İbni Haldun, 14. yüzyılın ünlü Arap filozofu, tarihçisi ve sosyologudur. En önemli eseri olan “Mukaddime,” toplumların tarihini ve sosyal değişimi derinlemesine inceleyen bir başyapıttır. Asabiyye kavramı ile tanınır ve sosyal bilimlerdeki analitik yaklaşımının öncüsüdür.
Bu yazımızda, yaşadığımız dönemden günümüze kadar iz bırakmış İbni Haldun sözlerini sizinle paylaşacağız.
Konu İçeriği
Düşündüren İbretlik İbn-i Haldun Sözleri
İbni Haldun’un düşünceleri, sosyal bilimler ve tarih yazımının temelini atmıştır. Onun en önemli katkılarından biri, tarihçiliği sadece olayları kaydetmek olarak değil, aynı zamanda toplumsal değişimin ve insan davranışlarının nedenlerini anlamak olarak görmesidir. İşte İbni Haldun’un düşünceleri ve en güzel İbni Haldun sözleri…

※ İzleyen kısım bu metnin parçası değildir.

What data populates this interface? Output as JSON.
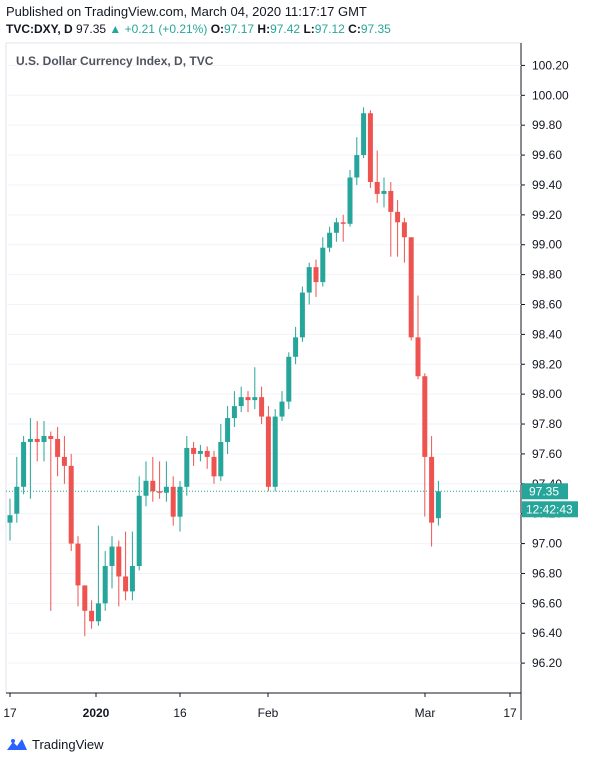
{
  "header": {
    "published": "Published on TradingView.com, March 04, 2020 11:17:17 GMT",
    "symbol": "TVC:DXY, D",
    "last": "97.35",
    "change": "▲ +0.21 (+0.21%)",
    "o_label": "O:",
    "o_value": "97.17",
    "h_label": "H:",
    "h_value": "97.42",
    "l_label": "L:",
    "l_value": "97.12",
    "c_label": "C:",
    "c_value": "97.35"
  },
  "chart_title": "U.S. Dollar Currency Index, D, TVC",
  "price_label": "97.35",
  "countdown_label": "12:42:43",
  "logo_text": "TradingView",
  "colors": {
    "up": "#26a69a",
    "down": "#ef5350",
    "axis": "#131722",
    "grid": "#f0f3fa"
  },
  "chart_data": {
    "type": "candlestick",
    "title": "U.S. Dollar Currency Index, D, TVC",
    "ylim": [
      96.0,
      100.35
    ],
    "y_ticks": [
      "96.20",
      "96.40",
      "96.60",
      "96.80",
      "97.00",
      "97.20",
      "97.40",
      "97.60",
      "97.80",
      "98.00",
      "98.20",
      "98.40",
      "98.60",
      "98.80",
      "99.00",
      "99.20",
      "99.40",
      "99.60",
      "99.80",
      "100.00",
      "100.20"
    ],
    "x_ticks": [
      "17",
      "2020",
      "16",
      "Feb",
      "Mar",
      "17"
    ],
    "last_price": 97.35,
    "candles": [
      [
        97.14,
        97.19,
        97.02,
        97.3
      ],
      [
        97.2,
        97.38,
        97.14,
        97.58
      ],
      [
        97.38,
        97.68,
        97.33,
        97.72
      ],
      [
        97.68,
        97.7,
        97.3,
        97.84
      ],
      [
        97.7,
        97.68,
        97.55,
        97.82
      ],
      [
        97.68,
        97.72,
        97.55,
        97.82
      ],
      [
        97.72,
        97.7,
        96.55,
        97.75
      ],
      [
        97.7,
        97.58,
        97.45,
        97.78
      ],
      [
        97.58,
        97.52,
        97.4,
        97.72
      ],
      [
        97.52,
        97.0,
        96.95,
        97.6
      ],
      [
        97.0,
        96.72,
        96.58,
        97.05
      ],
      [
        96.72,
        96.55,
        96.38,
        96.72
      ],
      [
        96.55,
        96.48,
        96.43,
        96.62
      ],
      [
        96.48,
        96.6,
        96.45,
        97.12
      ],
      [
        96.6,
        96.85,
        96.55,
        96.95
      ],
      [
        96.85,
        96.98,
        96.7,
        97.05
      ],
      [
        96.98,
        96.78,
        96.58,
        97.02
      ],
      [
        96.78,
        96.68,
        96.62,
        97.08
      ],
      [
        96.68,
        96.85,
        96.62,
        97.08
      ],
      [
        96.85,
        97.32,
        96.82,
        97.45
      ],
      [
        97.32,
        97.42,
        97.25,
        97.55
      ],
      [
        97.42,
        97.35,
        97.28,
        97.58
      ],
      [
        97.35,
        97.34,
        97.3,
        97.55
      ],
      [
        97.34,
        97.38,
        97.28,
        97.55
      ],
      [
        97.38,
        97.18,
        97.12,
        97.45
      ],
      [
        97.18,
        97.38,
        97.08,
        97.42
      ],
      [
        97.38,
        97.64,
        97.32,
        97.72
      ],
      [
        97.64,
        97.6,
        97.52,
        97.68
      ],
      [
        97.6,
        97.62,
        97.55,
        97.66
      ],
      [
        97.62,
        97.58,
        97.5,
        97.65
      ],
      [
        97.58,
        97.45,
        97.4,
        97.62
      ],
      [
        97.45,
        97.68,
        97.42,
        97.8
      ],
      [
        97.68,
        97.84,
        97.6,
        97.92
      ],
      [
        97.84,
        97.92,
        97.78,
        98.02
      ],
      [
        97.92,
        97.98,
        97.88,
        98.05
      ],
      [
        97.98,
        97.96,
        97.88,
        98.02
      ],
      [
        97.96,
        97.98,
        97.9,
        98.18
      ],
      [
        97.98,
        97.85,
        97.8,
        98.05
      ],
      [
        97.85,
        97.38,
        97.35,
        97.92
      ],
      [
        97.38,
        97.85,
        97.35,
        97.9
      ],
      [
        97.85,
        97.95,
        97.82,
        98.02
      ],
      [
        97.95,
        98.25,
        97.9,
        98.28
      ],
      [
        98.25,
        98.38,
        98.2,
        98.45
      ],
      [
        98.38,
        98.68,
        98.35,
        98.72
      ],
      [
        98.68,
        98.85,
        98.6,
        98.88
      ],
      [
        98.85,
        98.75,
        98.65,
        98.9
      ],
      [
        98.75,
        98.98,
        98.72,
        99.05
      ],
      [
        98.98,
        99.08,
        98.95,
        99.12
      ],
      [
        99.08,
        99.15,
        99.02,
        99.18
      ],
      [
        99.15,
        99.14,
        99.02,
        99.2
      ],
      [
        99.14,
        99.45,
        99.12,
        99.5
      ],
      [
        99.45,
        99.6,
        99.4,
        99.72
      ],
      [
        99.6,
        99.88,
        99.58,
        99.92
      ],
      [
        99.88,
        99.42,
        99.38,
        99.9
      ],
      [
        99.42,
        99.34,
        99.28,
        99.63
      ],
      [
        99.34,
        99.36,
        99.25,
        99.45
      ],
      [
        99.36,
        99.22,
        98.92,
        99.42
      ],
      [
        99.22,
        99.15,
        98.92,
        99.3
      ],
      [
        99.15,
        99.05,
        98.88,
        99.18
      ],
      [
        99.05,
        98.38,
        98.36,
        99.05
      ],
      [
        98.38,
        98.12,
        98.1,
        98.66
      ],
      [
        98.12,
        97.58,
        97.18,
        98.14
      ],
      [
        97.58,
        97.14,
        96.98,
        97.72
      ],
      [
        97.17,
        97.35,
        97.12,
        97.42
      ]
    ]
  }
}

“Hikmet ilminde bildirildiği gibi ev ve binaların birbirine bitişikliği, nüfusun çoğalması ve insanların kalabalık hâlde bir araya toplanması havanın bozulmasına ve hastalıkların çoğalmasına sebep olduğu için büyük şehirlerde evler ve mahalleler arasında boş yerler bırakılması bir zarurettir.” – Mukaddime
“Zamanımızda, umranın/medeniyetin güneyden kuzeye bir tür yer değiştirdiğini gözlemliyoruz.” – Mukaddime – İbni Haldun sözleri
“Hem zaten, belli bir algı düzeyine sahip olan kimse, algılayamadığı her şeyi inkâr etme eğilimindedir.” Mukaddime – İbni Haldun sözleri
“Devlette, hayatının son günlerinde ihtiyarlık hastalığından kurtulmuş olduğu vehmini verecek olan bir kuvvet meydana gelebilir. Bu kuvvetin gözükmesi, devletin can çekişmekte olduğunu gösterir. Devletin yıkılma devresindeki bu durumu, yanmakta olan çerağ fitilinin hâline benzer. Çünkü fitil söneceği zaman parlar ve yanmakta olduğu vehmini verir. Hâlbuki onun bu parlaması sönmesinden ibarettir. Burada söylediklerimize dikkat et.” – Mukaddime – İbni Haldun sözleri
“Siyaset konusunda basiretli olan hanedanlık mensuplarından birçoğu buna dikkat eder ve devletinde görülmeye başlayan ihtiyarlık alâmetlerinin farkına varır. Bunu ortadan kaldırmanın mümkün olduğunu zannederek, ihtiyarlık çağına girmemesi için devlette ıslahata teşebbüs eder. Kendisinden önceki yönetimin kusuru yüzünden bu hastalığın ortaya çıktığı kanaatine ulaşırlar. Hâlbuki durum hiç de sandıkları gibi değildir. Çünkü ihtiyarlık devletle alâkalı olan tabiî hususlardır. Bu teşebbüste bulunanların, hanedanlığı ıslâh etmelerine an’aneler engel olur. Çünkü alışkanlıklar ve âdetler ikinci bir tabiat hükmündedir.” – Mukaddime – İbni Haldun sözleri
“İhtiyarlama tabiî bir durumdur. Canlılar nasıl ihtiyarlarsa devletler de öyle ihtiyarlar. Bu ihtiyarlama hâli tabiî olduğu için tedavisi mümkün olmayan bir hastalıktır.” – Mukaddime – İbni Haldun sözleri
Akletmek Müslümanlar tarafından terk edildi ve bu yüzden zelil bir hale düştüler.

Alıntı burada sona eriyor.